Letizia è stata una grande giornalista, una leggenda. Ha viaggiato i quattro angoli del mondo, è stata sotto le bombe e ha una scheggia di granata conficcata da qualche parte. Ma poi si stanca della follia del mondo e cerca la tranquillità (che non significa “pace”: significa solo assenza di conflitto). Crede che Giulio Neyroz sia l'uomo in grado di garantirle questa condizione. Ma si sbaglia, anche perché tralascia di considerare chi veramente c'è alle spalle di Giulio. Non è che Letizia non lo sappia: lo sa, ma fa finta di niente. Anche questo è accaduto nel nostro Paese: il giornalismo si è voltato dall'altra parte e, salvo poche eccezioni, ha scelto di farsi parte organica del potere e di non raccontare più la verità. Specie se la verità può dare fastidio ai potenti.

8. Prima di incontrare Silvia, Alessandro teneva viva (ma con la respirazione bocca a bocca) una relazione con una certa Laura, una ragazza con non pochi problemi psichici, forse dovuti al fatto d'aver sempre vissuto nella bambagia. Tuttavia non è che Alessandro sia uno tutto a posto, tutt'altro: i suoi genitori sono rimasti polverizzati in un incidente ferroviario quando lui era solo un quindicenne bramoso di libertà. L'improvvisa dipartita della sua famiglia lo rende, quasi di colpo, ricco e libero. Alessandro ha pure lui i suoi “fantazi” che gli parlano consigliandolo e perseguitandolo. Che ruolo hanno i “fantazi” in Era solo una promessa?

I fantazi rappresentano il passato, che è la forza più potente esistente nell'Universo, quella che condiziona, nel bene e nel male, il nostro presente e il futuro che ci attende. Eliminare il passato non si può. Quello che si può ragionevolmente fare è scendere a patti con lui, cercare di farlo ragionare. Alessandro sostiene che se esistesse un farmaco in grado di cancellare quello che abbiamo fatto il giorno prima, questo andrebbe a ruba più dell'aspirina. Probabilmente è vero, giacché l'assenza del passato, l'assenza di ricordi (e, quindi, l'assenza di fantazi) significa anche assenza di colpe e responsabilità. Temo tuttavia che non sarebbe una scelta particolarmente furba. Noi possiamo dimenticare il passato, ma il passato non si dimentica mai di noi.

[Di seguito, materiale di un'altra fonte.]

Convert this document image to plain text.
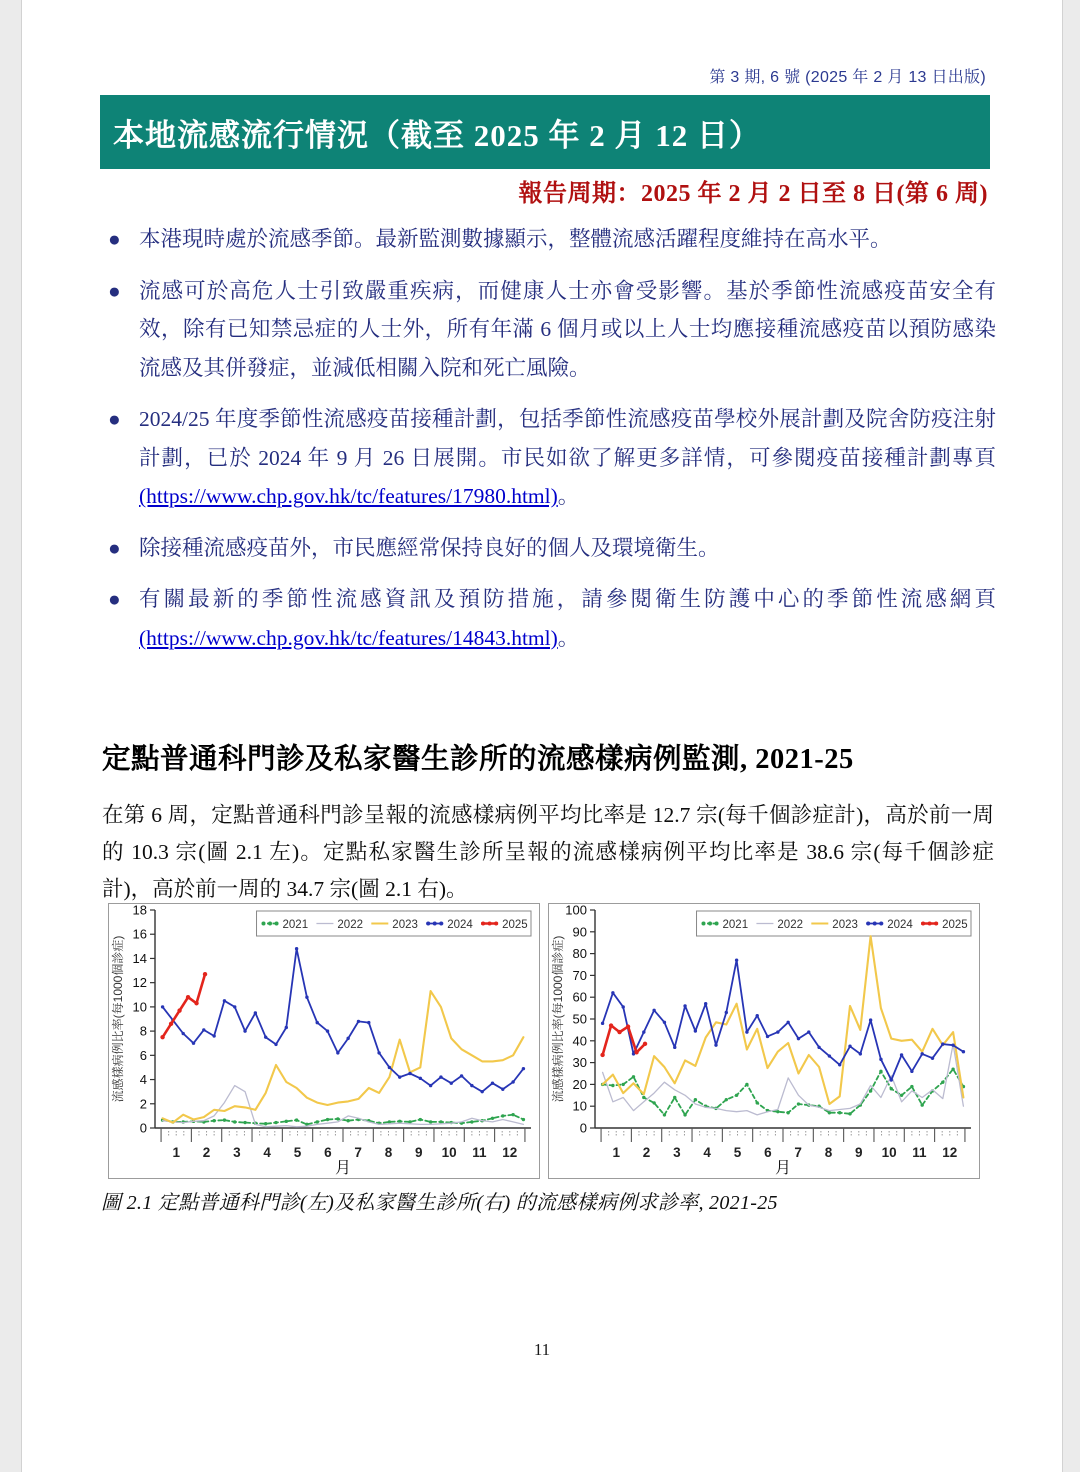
第 3 期, 6 號 (2025 年 2 月 13 日出版)
本地流感流行情況（截至 2025 年 2 月 12 日）
報告周期：2025 年 2 月 2 日至 8 日(第 6 周)
● 本港現時處於流感季節。最新監測數據顯示，整體流感活躍程度維持在高水平。
● 流感可於高危人士引致嚴重疾病，而健康人士亦會受影響。基於季節性流感疫苗安全有效，除有已知禁忌症的人士外，所有年滿 6 個月或以上人士均應接種流感疫苗以預防感染流感及其併發症，並減低相關入院和死亡風險。
● 2024/25 年度季節性流感疫苗接種計劃，包括季節性流感疫苗學校外展計劃及院舍防疫注射計劃，已於 2024 年 9 月 26 日展開。市民如欲了解更多詳情，可參閱疫苗接種計劃專頁(https://www.chp.gov.hk/tc/features/17980.html)。
● 除接種流感疫苗外，市民應經常保持良好的個人及環境衛生。
● 有關最新的季節性流感資訊及預防措施，請參閱衛生防護中心的季節性流感網頁(https://www.chp.gov.hk/tc/features/14843.html)。
定點普通科門診及私家醫生診所的流感樣病例監測, 2021-25
在第 6 周，定點普通科門診呈報的流感樣病例平均比率是 12.7 宗(每千個診症計)，高於前一周的 10.3 宗(圖 2.1 左)。定點私家醫生診所呈報的流感樣病例平均比率是 38.6 宗(每千個診症計)，高於前一周的 34.7 宗(圖 2.1 右)。
0
2
4
6
8
10
12
14
16
18
1 2 3 4 5 6 7 8 9 10 11 12
月
流感樣病例比率(每1000個診症)
2021	2022	2023	2024	2025
0
10
20
30
40
50
60
70
80
90
100
1 2 3 4 5 6 7 8 9 10 11 12
月
流感樣病例比率(每1000個診症)
2021	2022	2023	2024	2025
圖 2.1 定點普通科門診(左)及私家醫生診所(右) 的流感樣病例求診率, 2021-25
11
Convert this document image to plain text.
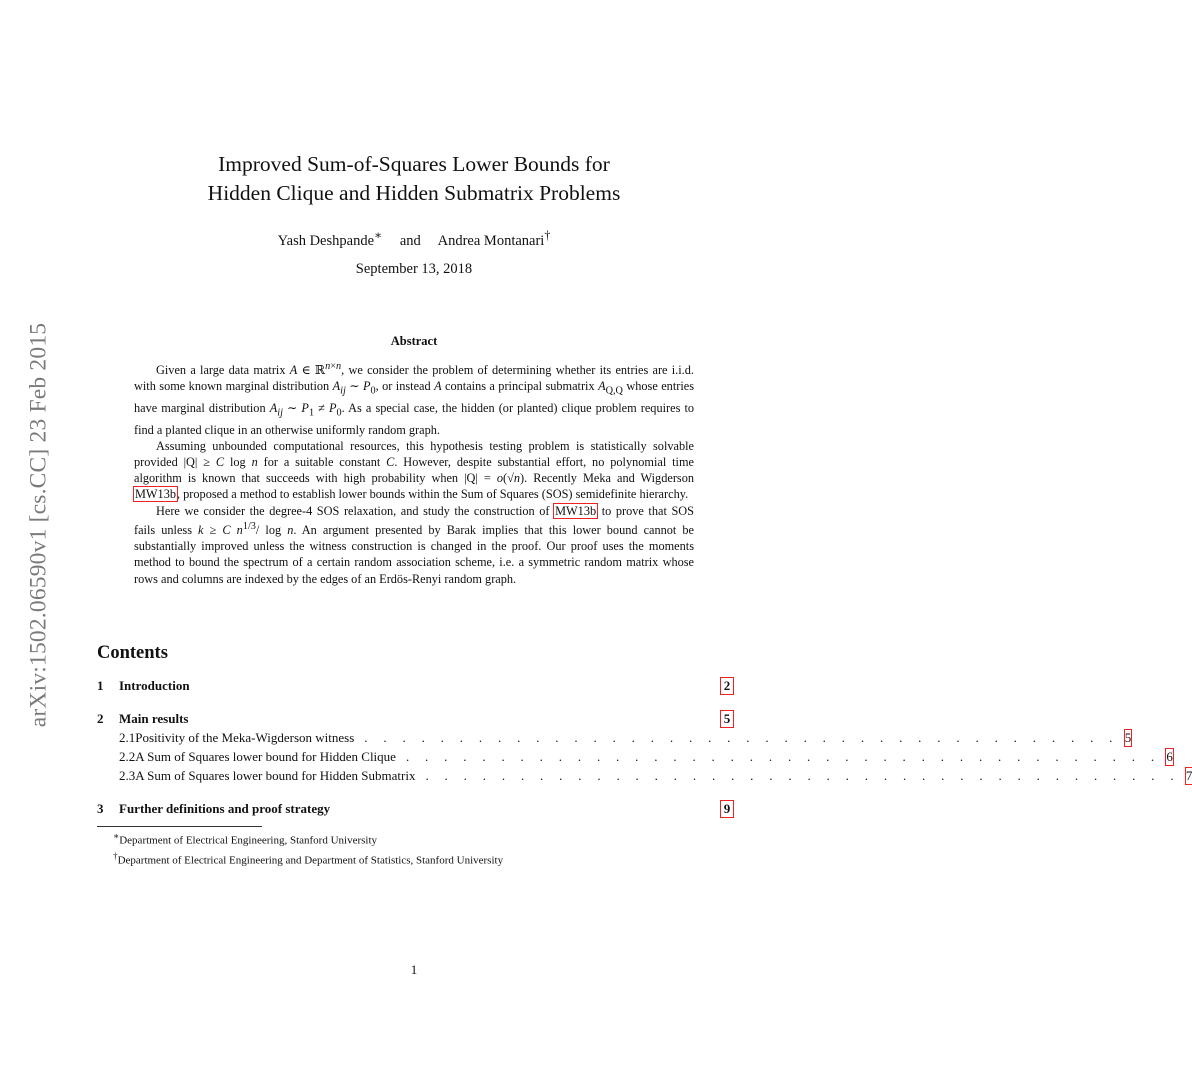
arXiv:1502.06590v1 [cs.CC] 23 Feb 2015
Improved Sum-of-Squares Lower Bounds for
Hidden Clique and Hidden Submatrix Problems
Yash Deshpande∗ and Andrea Montanari†
September 13, 2018
Abstract

Given a large data matrix A ∈ ℝ$^{n\times n}$, we consider the problem of determining whether its entries are i.i.d. with some known marginal distribution $A_{ij}$ ∼ $P_0$, or instead A contains a principal submatrix $A_{Q,Q}$ whose entries have marginal distribution $A_{ij}$ ∼ $P_1 \ne P_0$. As a special case, the hidden (or planted) clique problem requires to find a planted clique in an otherwise uniformly random graph.

Assuming unbounded computational resources, this hypothesis testing problem is statistically solvable provided |Q| ≥ C log n for a suitable constant C. However, despite substantial effort, no polynomial time algorithm is known that succeeds with high probability when |Q| = o(√n). Recently Meka and Wigderson MW13b, proposed a method to establish lower bounds within the Sum of Squares (SOS) semidefinite hierarchy.

Here we consider the degree-4 SOS relaxation, and study the construction of MW13b to prove that SOS fails unless k ≥ C $n^{1/3}/$ log n. An argument presented by Barak implies that this lower bound cannot be substantially improved unless the witness construction is changed in the proof. Our proof uses the moments method to bound the spectrum of a certain random association scheme, i.e. a symmetric random matrix whose rows and columns are indexed by the edges of an Erdös-Renyi random graph.

Contents
1	Introduction	2
2	Main results	5
2.1 Positivity of the Meka-Wigderson witness . . . . . . . . . . . . . . . . . . . . . . . . . . . . . . . . . . . . . . . . 5
2.2 A Sum of Squares lower bound for Hidden Clique . . . . . . . . . . . . . . . . . . . . . . . . . . . . . . . . . . . . . . . . 6
2.3 A Sum of Squares lower bound for Hidden Submatrix . . . . . . . . . . . . . . . . . . . . . . . . . . . . . . . . . . . . . . . . 7
3	Further definitions and proof strategy	9
∗Department of Electrical Engineering, Stanford University
†Department of Electrical Engineering and Department of Statistics, Stanford University
1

9. Il tuo romanzo, Era solo una promessa, è costruito su tanti flashback che vengono svelati dalla stessa voce dei personaggi: un insieme di fotografie, un po' sgranate, quasi mai perfette e complete. Ti ha aiutato la tua lunga esperienza nella stesura delle storie di Topolino, e se sì, come?

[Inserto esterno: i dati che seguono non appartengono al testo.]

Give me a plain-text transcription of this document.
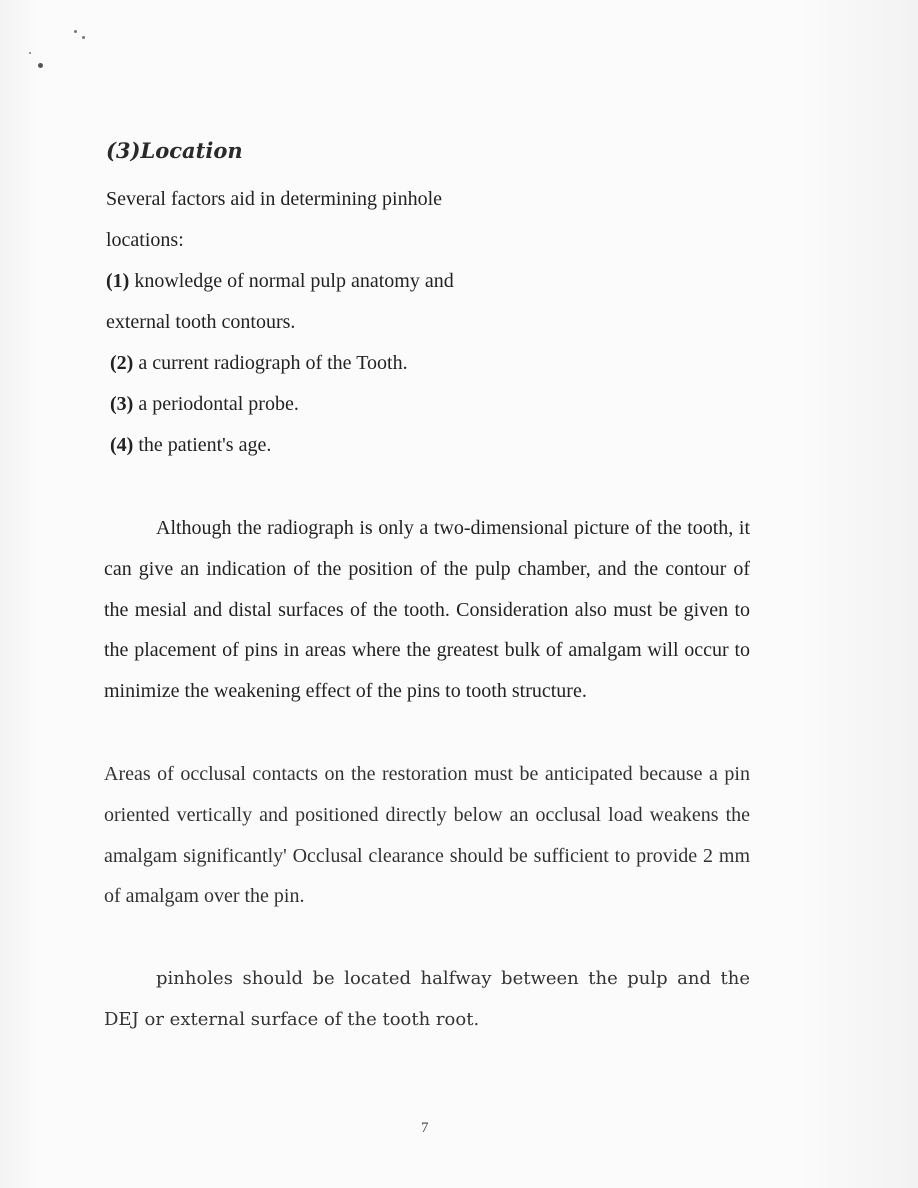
(3)Location
Several factors aid in determining pinhole
locations:
(1) knowledge of normal pulp anatomy and
external tooth contours.
(2) a current radiograph of the Tooth.
(3) a periodontal probe.
(4) the patient's age.
Although the radiograph is only a two-dimensional picture of the tooth, it can give an indication of the position of the pulp chamber, and the contour of the mesial and distal surfaces of the tooth. Consideration also must be given to the placement of pins in areas where the greatest bulk of amalgam will occur to minimize the weakening effect of the pins to tooth structure.
Areas of occlusal contacts on the restoration must be anticipated because a pin oriented vertically and positioned directly below an occlusal load weakens the amalgam significantly' Occlusal clearance should be sufficient to provide 2 mm of amalgam over the pin.
pinholes should be located halfway between the pulp and the DEJ or external surface of the tooth root.
7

Quello dello sceneggiatore di fumetto (e, immagino, anche quello del cinema) è un lavoro meticoloso, puntiglioso. Le sceneggiature non sono un racconto, bensì uno strumento di lavoro che viene utilizzato da un disegnatore, il quale dovrà tradurre in immagini le descrizioni contenute. Pertanto, occorre concentrarsi sui dialoghi (le parole scritte nelle “nuvolette”) ma anche sulla struttura della storia, sulla sua coerenza interna, sulla messinscena. Sceneggiare fumetti è stato fondamentale per capire dove il mio romanzo presentasse “buchi” di qualche genere. È possibile (anzi, probabile) che in 450 pagine qualche buco sia rimasto. La disciplina dello sceneggiatore mi ha comunque aiutato a fare in modo che i buchi non diventassero voragini.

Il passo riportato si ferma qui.